Утро пятницы. Мы вместе с Рафаэлем Глюксманом, Жилем Херцогом и евродепутатом решаем вернуться в Гори, из которого после соглашения о перемирии, составленного Саркози и Медведевым, начинают уходить русские и где мы должны встретиться с патриархом Грузинской православной церкви, направляющимся в Цхинвали, где грузинские трупы брошены собакам и свиньям. Но патриарха не найти. Русские никуда не ушли. На этот раз нас задерживают в 20 км от Гори, когда на машину, едущую перед нами, нападает эскадрон ополченцев под благосклонным взором российского офицера: журналистов заставляют выйти из машины, отнимают у них камеры, деньги, личные вещи и, наконец, саму машину. Итак, неверная информация. Привычный кордебалет дезинформации, непревзойденными мастерами которой, похоже, являются творцы российской пропаганды. Итак, мы направляемся в Каспи, расположенный на полпути между Гори и Тбилиси, где живет семья переводчицы евродепутата, а ситуация, предположительно, спокойнее. Но в реальности нас ожидает там еще две неожиданности. Во-первых, разрушения. Да, здесь тоже разрушения. Но разрушения, целью которых не были ни дома, ни люди. Что же тогда? Мост. Завод. Железная дорога - ее уже начала восстанавливать бригада, которой из своей комнаты руководит главный механик, тяжело раненный в бедро. Началось восстановление и системы электронного управления цементного завода Heidelberg с участием немецкого капитала, в который попала ракета, управляемая с помощью лазерного луча. "У нас было 650 рабочих, - говорит директор завода Леван Барамадзе. - Сегодня смогли выйти только 120. Наше производственное оборудование разрушено". В Поти русские пустили ко дну грузинский флот. В трех местах повредили нефтепровод Баку-Тбилиси-Джейхан. Здесь, в Каспи, они умышленно разрушали жизненно важные центры, от которых косвенно зависит экономика региона и всей страны. Целенаправленный терроризм. Стремление поставить страну на колени.

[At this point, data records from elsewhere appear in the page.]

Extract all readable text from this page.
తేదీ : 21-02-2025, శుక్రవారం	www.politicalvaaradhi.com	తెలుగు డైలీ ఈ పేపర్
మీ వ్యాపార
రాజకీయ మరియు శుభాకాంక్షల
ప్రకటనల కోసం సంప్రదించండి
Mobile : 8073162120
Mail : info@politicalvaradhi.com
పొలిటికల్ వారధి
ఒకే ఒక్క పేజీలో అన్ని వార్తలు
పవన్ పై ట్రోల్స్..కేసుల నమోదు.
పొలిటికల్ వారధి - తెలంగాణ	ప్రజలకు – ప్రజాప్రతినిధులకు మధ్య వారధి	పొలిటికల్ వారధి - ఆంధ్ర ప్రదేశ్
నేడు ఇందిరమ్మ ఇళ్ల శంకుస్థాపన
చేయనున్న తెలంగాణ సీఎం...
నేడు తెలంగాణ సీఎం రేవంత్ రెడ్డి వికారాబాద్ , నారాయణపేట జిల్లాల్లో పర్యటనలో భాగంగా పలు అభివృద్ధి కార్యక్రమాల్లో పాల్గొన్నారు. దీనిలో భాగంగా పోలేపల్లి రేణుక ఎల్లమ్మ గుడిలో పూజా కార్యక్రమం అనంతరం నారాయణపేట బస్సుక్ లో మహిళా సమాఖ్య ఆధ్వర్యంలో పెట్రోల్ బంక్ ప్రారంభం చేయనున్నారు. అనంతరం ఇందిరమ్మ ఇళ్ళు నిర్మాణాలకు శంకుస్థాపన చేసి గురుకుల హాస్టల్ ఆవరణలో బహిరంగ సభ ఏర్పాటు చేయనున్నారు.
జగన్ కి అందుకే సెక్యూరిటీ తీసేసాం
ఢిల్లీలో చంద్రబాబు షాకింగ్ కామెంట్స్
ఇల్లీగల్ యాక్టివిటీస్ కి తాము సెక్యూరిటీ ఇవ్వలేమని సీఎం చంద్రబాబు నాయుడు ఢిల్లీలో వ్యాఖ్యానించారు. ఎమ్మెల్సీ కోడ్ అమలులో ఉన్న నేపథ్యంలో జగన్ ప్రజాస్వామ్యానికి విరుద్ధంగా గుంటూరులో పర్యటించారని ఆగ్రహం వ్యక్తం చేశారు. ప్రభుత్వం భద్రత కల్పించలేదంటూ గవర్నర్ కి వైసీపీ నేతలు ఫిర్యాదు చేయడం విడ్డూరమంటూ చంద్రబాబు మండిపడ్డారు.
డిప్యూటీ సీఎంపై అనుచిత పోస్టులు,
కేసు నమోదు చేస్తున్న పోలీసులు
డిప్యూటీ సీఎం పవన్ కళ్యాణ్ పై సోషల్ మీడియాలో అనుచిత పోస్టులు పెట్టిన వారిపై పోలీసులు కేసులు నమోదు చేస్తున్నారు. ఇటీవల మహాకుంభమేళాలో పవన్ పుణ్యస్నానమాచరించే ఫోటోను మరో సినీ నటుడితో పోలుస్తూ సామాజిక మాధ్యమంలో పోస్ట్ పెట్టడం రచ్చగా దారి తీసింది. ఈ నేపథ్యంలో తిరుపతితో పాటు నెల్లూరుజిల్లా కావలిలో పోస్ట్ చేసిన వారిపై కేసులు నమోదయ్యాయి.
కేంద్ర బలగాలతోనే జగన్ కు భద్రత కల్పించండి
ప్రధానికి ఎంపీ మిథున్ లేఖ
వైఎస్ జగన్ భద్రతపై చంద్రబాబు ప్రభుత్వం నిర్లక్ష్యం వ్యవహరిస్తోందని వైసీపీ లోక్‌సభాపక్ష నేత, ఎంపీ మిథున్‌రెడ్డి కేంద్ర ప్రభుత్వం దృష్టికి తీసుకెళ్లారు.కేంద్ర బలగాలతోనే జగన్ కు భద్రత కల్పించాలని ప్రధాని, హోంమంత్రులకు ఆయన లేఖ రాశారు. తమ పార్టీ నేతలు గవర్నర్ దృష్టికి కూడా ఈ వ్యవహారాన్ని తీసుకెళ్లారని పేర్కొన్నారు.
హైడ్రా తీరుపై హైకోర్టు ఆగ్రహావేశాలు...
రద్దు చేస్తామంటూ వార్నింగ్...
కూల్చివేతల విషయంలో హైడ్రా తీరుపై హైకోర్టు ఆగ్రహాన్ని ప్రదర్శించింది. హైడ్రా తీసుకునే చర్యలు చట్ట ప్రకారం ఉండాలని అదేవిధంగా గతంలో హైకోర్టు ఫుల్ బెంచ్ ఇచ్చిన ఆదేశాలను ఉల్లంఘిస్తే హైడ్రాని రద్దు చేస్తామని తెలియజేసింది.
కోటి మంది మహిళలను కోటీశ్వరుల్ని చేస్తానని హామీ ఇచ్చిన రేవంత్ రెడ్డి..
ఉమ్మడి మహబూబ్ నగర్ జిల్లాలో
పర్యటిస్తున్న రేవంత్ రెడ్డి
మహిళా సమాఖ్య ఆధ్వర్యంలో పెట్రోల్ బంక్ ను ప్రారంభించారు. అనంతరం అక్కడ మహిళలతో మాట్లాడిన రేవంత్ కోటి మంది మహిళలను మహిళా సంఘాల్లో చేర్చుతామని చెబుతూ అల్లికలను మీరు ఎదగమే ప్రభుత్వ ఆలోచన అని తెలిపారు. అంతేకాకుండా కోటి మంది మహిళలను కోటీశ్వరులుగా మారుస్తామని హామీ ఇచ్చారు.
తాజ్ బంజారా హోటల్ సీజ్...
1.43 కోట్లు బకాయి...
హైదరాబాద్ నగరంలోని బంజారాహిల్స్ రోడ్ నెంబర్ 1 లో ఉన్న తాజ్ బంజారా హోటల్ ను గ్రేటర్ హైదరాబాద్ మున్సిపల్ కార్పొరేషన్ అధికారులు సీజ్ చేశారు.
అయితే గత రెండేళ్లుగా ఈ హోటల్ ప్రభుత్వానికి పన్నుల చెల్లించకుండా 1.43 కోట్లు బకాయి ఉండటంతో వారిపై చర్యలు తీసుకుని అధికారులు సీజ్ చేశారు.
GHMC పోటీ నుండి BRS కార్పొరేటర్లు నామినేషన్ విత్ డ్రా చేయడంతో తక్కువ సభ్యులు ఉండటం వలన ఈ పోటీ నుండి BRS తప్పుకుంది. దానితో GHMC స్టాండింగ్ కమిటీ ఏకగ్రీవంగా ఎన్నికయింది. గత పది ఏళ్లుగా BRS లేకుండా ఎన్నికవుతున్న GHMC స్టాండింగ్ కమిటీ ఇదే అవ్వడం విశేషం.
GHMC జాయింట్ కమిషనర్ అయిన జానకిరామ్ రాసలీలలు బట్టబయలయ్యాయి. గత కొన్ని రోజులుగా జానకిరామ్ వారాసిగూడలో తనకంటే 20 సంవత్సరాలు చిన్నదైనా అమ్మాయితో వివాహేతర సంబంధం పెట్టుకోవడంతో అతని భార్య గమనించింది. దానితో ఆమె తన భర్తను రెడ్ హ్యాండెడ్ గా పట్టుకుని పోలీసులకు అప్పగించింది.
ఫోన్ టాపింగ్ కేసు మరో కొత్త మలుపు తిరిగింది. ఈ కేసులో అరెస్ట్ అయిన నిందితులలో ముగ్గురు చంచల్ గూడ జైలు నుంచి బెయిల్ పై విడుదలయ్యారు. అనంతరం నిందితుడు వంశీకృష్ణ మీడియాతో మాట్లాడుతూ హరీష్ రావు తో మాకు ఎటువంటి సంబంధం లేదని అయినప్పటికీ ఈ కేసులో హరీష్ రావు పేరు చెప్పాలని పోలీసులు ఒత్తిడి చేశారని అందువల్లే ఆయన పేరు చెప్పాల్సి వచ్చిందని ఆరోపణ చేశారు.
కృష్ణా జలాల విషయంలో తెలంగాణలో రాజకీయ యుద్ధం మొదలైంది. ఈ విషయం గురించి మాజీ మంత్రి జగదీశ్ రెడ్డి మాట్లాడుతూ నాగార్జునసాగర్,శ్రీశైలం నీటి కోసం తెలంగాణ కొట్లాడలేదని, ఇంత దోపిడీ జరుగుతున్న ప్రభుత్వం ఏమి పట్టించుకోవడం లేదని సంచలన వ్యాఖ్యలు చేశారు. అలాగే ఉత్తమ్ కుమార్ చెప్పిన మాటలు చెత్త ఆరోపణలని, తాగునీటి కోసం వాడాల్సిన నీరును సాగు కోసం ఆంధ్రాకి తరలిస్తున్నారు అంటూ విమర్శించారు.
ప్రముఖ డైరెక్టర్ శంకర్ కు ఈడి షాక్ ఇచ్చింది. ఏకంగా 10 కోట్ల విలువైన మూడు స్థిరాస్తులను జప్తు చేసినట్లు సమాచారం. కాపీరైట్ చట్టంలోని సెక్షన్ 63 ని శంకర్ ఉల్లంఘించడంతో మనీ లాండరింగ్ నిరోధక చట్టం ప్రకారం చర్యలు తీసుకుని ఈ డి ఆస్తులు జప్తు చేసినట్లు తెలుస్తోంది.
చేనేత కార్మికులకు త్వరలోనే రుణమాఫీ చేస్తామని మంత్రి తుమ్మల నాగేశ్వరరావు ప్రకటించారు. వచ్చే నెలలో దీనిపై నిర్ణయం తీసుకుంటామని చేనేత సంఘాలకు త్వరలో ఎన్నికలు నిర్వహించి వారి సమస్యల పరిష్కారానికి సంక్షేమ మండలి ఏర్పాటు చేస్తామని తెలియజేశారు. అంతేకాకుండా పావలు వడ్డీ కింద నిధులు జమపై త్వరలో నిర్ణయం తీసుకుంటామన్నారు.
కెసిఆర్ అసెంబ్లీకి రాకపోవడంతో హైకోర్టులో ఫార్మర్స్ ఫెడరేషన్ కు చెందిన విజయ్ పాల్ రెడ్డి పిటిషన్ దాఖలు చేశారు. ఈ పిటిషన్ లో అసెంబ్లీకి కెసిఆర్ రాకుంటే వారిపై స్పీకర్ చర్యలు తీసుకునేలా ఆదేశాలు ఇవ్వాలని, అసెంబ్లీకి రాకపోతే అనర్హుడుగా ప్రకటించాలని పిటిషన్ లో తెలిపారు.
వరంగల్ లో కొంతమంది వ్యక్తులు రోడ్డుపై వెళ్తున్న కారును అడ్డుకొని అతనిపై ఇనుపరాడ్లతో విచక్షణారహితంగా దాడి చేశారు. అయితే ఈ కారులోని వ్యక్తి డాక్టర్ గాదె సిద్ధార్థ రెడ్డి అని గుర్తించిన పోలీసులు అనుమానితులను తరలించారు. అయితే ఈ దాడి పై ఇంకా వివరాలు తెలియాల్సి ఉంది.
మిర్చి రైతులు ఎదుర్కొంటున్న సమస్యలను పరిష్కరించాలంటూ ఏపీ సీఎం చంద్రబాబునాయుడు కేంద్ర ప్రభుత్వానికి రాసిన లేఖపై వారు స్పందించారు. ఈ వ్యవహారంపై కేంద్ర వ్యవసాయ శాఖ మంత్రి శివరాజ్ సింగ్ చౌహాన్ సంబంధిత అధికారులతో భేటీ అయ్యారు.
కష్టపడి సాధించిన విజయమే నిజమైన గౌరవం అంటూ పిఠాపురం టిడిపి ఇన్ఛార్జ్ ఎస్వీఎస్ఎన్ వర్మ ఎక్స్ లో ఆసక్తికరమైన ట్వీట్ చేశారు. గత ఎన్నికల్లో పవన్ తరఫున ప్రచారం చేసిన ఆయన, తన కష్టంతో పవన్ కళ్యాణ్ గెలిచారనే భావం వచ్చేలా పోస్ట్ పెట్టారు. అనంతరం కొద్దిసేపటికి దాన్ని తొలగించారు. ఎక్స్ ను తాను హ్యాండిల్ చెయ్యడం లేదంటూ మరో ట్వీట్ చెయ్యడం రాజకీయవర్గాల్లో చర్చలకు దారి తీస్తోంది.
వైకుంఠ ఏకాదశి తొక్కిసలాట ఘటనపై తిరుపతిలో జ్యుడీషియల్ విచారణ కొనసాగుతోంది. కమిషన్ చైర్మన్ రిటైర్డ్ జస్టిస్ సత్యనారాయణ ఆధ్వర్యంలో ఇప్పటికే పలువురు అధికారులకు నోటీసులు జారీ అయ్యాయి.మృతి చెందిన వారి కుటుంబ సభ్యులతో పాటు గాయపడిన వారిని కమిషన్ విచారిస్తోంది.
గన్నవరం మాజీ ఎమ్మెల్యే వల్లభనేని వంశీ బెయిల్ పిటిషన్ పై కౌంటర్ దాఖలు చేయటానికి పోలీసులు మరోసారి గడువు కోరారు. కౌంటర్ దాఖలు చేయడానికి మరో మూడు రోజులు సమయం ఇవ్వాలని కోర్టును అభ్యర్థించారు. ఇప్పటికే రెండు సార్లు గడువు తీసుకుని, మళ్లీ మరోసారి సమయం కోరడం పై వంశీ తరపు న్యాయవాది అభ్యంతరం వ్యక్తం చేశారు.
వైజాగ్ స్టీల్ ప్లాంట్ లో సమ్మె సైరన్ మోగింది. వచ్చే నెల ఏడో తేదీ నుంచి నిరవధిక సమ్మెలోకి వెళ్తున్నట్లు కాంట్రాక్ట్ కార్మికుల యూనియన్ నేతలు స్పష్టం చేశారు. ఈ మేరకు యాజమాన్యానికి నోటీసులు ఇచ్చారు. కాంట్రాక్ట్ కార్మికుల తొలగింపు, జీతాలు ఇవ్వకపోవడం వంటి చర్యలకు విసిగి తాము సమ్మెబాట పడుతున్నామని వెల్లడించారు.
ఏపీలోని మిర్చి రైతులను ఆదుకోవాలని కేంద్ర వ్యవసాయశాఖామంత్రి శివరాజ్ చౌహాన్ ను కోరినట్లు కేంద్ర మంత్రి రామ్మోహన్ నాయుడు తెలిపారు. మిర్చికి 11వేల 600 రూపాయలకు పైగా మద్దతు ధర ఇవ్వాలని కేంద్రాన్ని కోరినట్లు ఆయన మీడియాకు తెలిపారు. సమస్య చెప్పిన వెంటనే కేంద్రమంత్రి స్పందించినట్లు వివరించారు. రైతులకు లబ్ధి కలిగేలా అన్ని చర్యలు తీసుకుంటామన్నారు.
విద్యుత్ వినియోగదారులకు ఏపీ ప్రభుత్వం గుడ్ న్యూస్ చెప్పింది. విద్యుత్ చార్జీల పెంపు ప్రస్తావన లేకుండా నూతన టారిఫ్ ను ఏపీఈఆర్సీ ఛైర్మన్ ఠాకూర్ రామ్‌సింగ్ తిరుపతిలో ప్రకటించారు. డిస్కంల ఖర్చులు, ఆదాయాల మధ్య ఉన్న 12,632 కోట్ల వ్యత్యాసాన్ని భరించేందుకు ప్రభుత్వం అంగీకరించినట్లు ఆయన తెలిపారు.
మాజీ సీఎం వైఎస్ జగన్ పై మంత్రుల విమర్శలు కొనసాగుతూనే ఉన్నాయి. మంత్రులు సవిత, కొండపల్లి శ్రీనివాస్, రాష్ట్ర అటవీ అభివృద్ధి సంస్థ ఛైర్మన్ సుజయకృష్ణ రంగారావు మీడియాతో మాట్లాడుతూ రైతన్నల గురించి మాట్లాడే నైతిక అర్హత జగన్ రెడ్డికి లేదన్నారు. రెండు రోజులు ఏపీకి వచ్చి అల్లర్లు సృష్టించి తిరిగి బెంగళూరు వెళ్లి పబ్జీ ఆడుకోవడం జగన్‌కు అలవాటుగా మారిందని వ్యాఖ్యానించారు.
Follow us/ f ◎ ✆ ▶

И вторая неожиданность - танки. Мы, я повторяю, на подступах к столице. Кондолиза Райс, уточняю, в данный момент дает свою пресс-конференцию. И вдруг, летя на низкой высоте, над самыми верхушками деревьев, показывается один из военных вертолетов, появление которых - всегда предвестник худшего. И вскоре все оставшиеся жители Каспи оказываются на улице, у порогов своих домов, потом очень быстро, по десять человек набиваются в старые "Лады". Все кричат, что русские идут и надо бежать. Сначала мы не верим. Мы думаем: как и позавчера, ложные слухи. Но оказывается, что нет. Вот они, танки. Их пять. Потом появляется подразделение инженерных войск и начинает рыть траншеи. Смысл ясен. Есть Райс, нет Райс, русские здесь хозяева. Они перемещаются по Грузии, как по завоеванной земле. Это не совсем захват Праги. Это его версия XXI века: медленно, мелкими мазками, посредством унижений, запугиваний, парадов и паник.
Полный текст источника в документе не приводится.